Como médicos, queremos sempre nos manter atualizados sobre os últimos desenvolvimentos e evoluir, e aqui temos um ambiente de trabalho que nos permite e nos capacita a fazer isso. A gerência apoia nosso trabalho e está implementando mudanças para continuar no caminho da melhoria contínua.
Quais são os projetos de médio prazo do seu departamento?
Pessoalmente, estou trabalhando na minha tese de doutorado, que se concentra na inteligência artificial aplicada à leitura de radiografias de tórax. É um estudo que estou desenvolvendo em estreita colaboração com nossa excelente equipe do departamento de radiologia.
Por outro lado, no meu departamento, estamos trabalhando para colaborar com o sistema público em um projeto de rastreamento do câncer de pulmão.
Gostaria de destacar o esforço que o hospital faz para se adaptar aos tempos e incorporar as mais recentes técnicas e tecnologias.
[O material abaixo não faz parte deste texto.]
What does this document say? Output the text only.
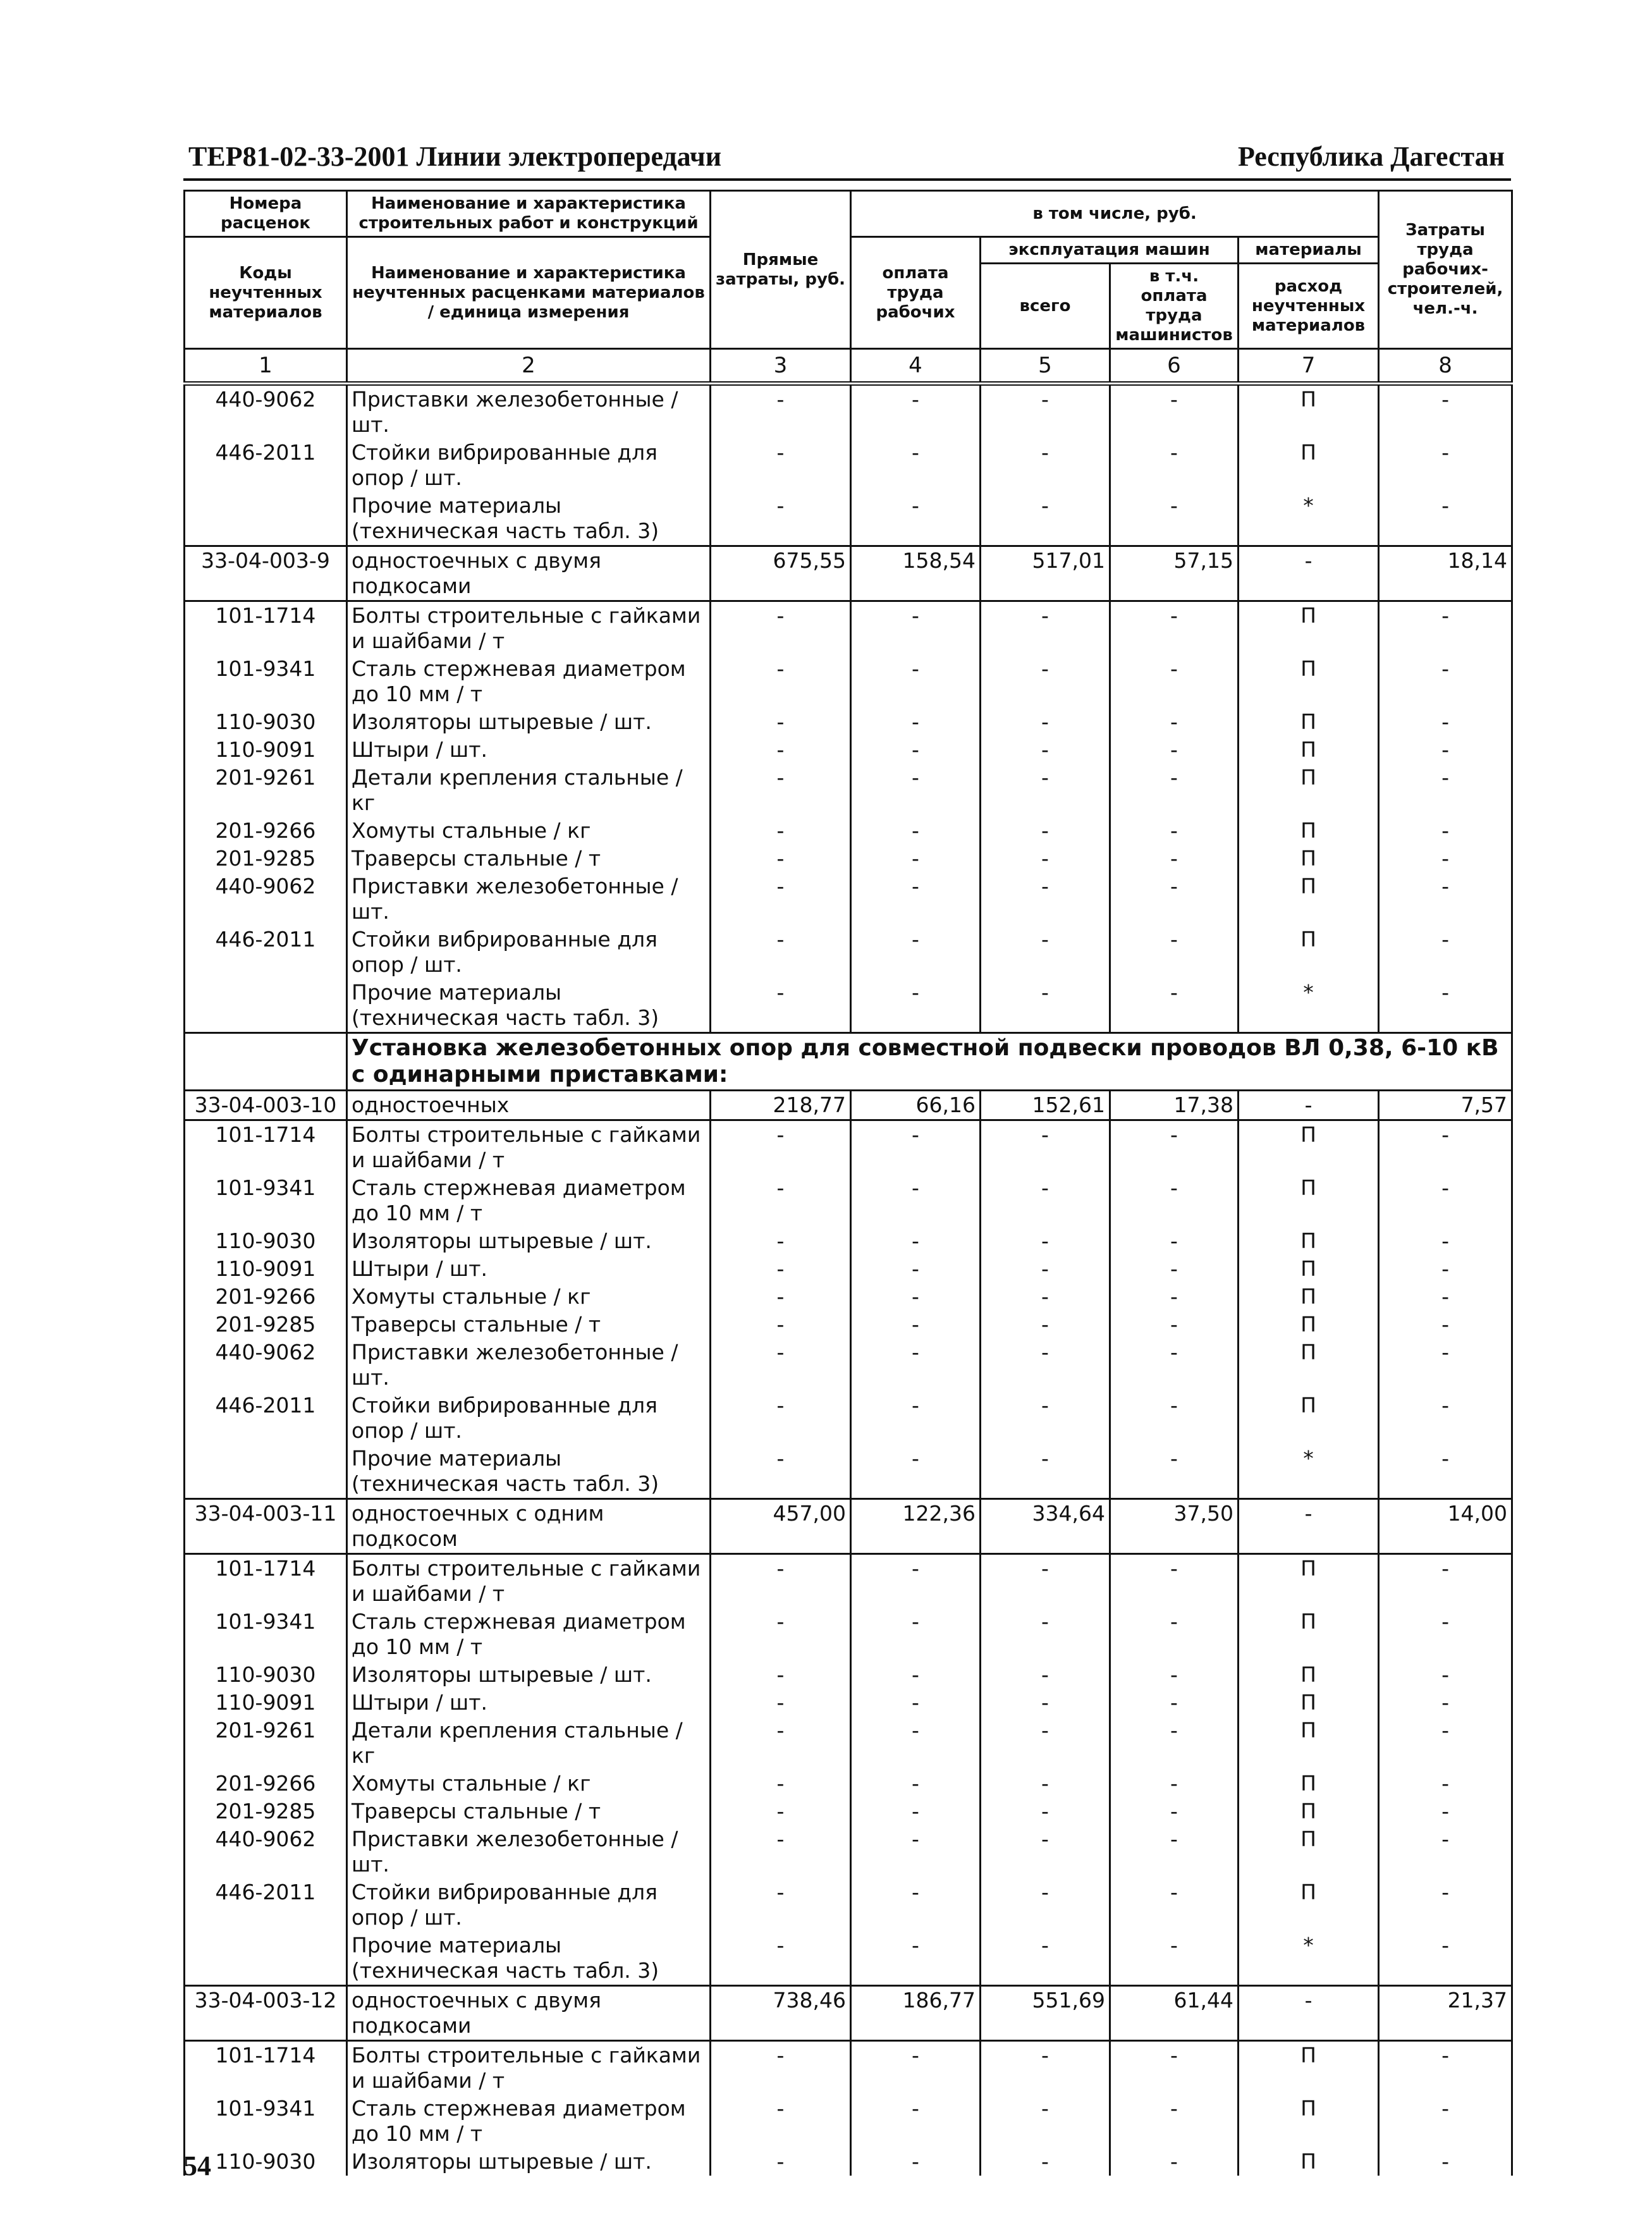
ТЕР81-02-33-2001 Линии электропередачи	Республика Дагестан
Номера расценок	Наименование и характеристика строительных работ и конструкций	Прямые затраты, руб.	в том числе, руб.				Затраты труда рабочих-строителей, чел.-ч.
Коды неучтенных материалов	Наименование и характеристика неучтенных расценками материалов / единица измерения		оплата труда рабочих	эксплуатация машин		материалы	
				всего	в т.ч. оплата труда машинистов	расход неучтенных материалов	
1	2	3	4	5	6	7	8
440-9062	Приставки железобетонные /шт.	-	-	-	-	П	-
446-2011	Стойки вибрированные для опор / шт.	-	-	-	-	П	-
	Прочие материалы (техническая часть табл. 3)	-	-	-	-	*	-
33-04-003-9	одностоечных с двумя подкосами	675,55	158,54	517,01	57,15	-	18,14
101-1714	Болты строительные с гайками и шайбами / т	-	-	-	-	П	-
101-9341	Сталь стержневая диаметром до 10 мм / т	-	-	-	-	П	-
110-9030	Изоляторы штыревые / шт.	-	-	-	-	П	-
110-9091	Штыри / шт.	-	-	-	-	П	-
201-9261	Детали крепления стальные / кг	-	-	-	-	П	-
201-9266	Хомуты стальные / кг	-	-	-	-	П	-
201-9285	Траверсы стальные / т	-	-	-	-	П	-
440-9062	Приставки железобетонные /шт.	-	-	-	-	П	-
446-2011	Стойки вибрированные для опор / шт.	-	-	-	-	П	-
	Прочие материалы (техническая часть табл. 3)	-	-	-	-	*	-
	Установка железобетонных опор для совместной подвески проводов ВЛ 0,38, 6-10 кВ с одинарными приставками:						
33-04-003-10	одностоечных	218,77	66,16	152,61	17,38	-	7,57
101-1714	Болты строительные с гайками и шайбами / т	-	-	-	-	П	-
101-9341	Сталь стержневая диаметром до 10 мм / т	-	-	-	-	П	-
110-9030	Изоляторы штыревые / шт.	-	-	-	-	П	-
110-9091	Штыри / шт.	-	-	-	-	П	-
201-9266	Хомуты стальные / кг	-	-	-	-	П	-
201-9285	Траверсы стальные / т	-	-	-	-	П	-
440-9062	Приставки железобетонные /шт.	-	-	-	-	П	-
446-2011	Стойки вибрированные для опор / шт.	-	-	-	-	П	-
	Прочие материалы (техническая часть табл. 3)	-	-	-	-	*	-
33-04-003-11	одностоечных с одним подкосом	457,00	122,36	334,64	37,50	-	14,00
101-1714	Болты строительные с гайками и шайбами / т	-	-	-	-	П	-
101-9341	Сталь стержневая диаметром до 10 мм / т	-	-	-	-	П	-
110-9030	Изоляторы штыревые / шт.	-	-	-	-	П	-
110-9091	Штыри / шт.	-	-	-	-	П	-
201-9261	Детали крепления стальные / кг	-	-	-	-	П	-
201-9266	Хомуты стальные / кг	-	-	-	-	П	-
201-9285	Траверсы стальные / т	-	-	-	-	П	-
440-9062	Приставки железобетонные /шт.	-	-	-	-	П	-
446-2011	Стойки вибрированные для опор / шт.	-	-	-	-	П	-
	Прочие материалы (техническая часть табл. 3)	-	-	-	-	*	-
33-04-003-12	одностоечных с двумя подкосами	738,46	186,77	551,69	61,44	-	21,37
101-1714	Болты строительные с гайками и шайбами / т	-	-	-	-	П	-
101-9341	Сталь стержневая диаметром до 10 мм / т	-	-	-	-	П	-
110-9030	Изоляторы штыревые / шт.	-	-	-	-	П	-
54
Tecnologia a serviço do paciente
O Hospital Ribera Povisa atualizou seus equipamentos de função pulmonar e está trabalhando para modernizar em breve os equipamentos utilizados para realizar o EBUS, um procedimento médico que examina as vias aéreas e os linfonodos torácicos por meio de um broncoscópio com sonda de ultrassom. É o único hospital privado na Galícia a realizar essa técnica complexa.
“Estamos trabalhando para criar uma unidade, em colaboração com a cirurgia torácica, para que cada vez mais pacientes tenham acesso a esse exame”, explica.
"Atualmente, há muitos pacientes com seguro privado que não têm outra opção a não ser ir a Madri para se submeter a esse procedimento, ou então precisam passar por procedimentos cirúrgicos mais complexos e invasivos, que envolvem uma recuperação mais lenta e complicada."
Além disso, a unidade de pneumologia utiliza a cuidadora virtual Lola, uma inteligência artificial desenvolvida em colaboração com a startup Tucuvi, para monitorar ativamente mais de 350 pacientes, melhorando assim a experiência deles ao reduzir a necessidade de consultas presenciais e idas ao pronto-socorro.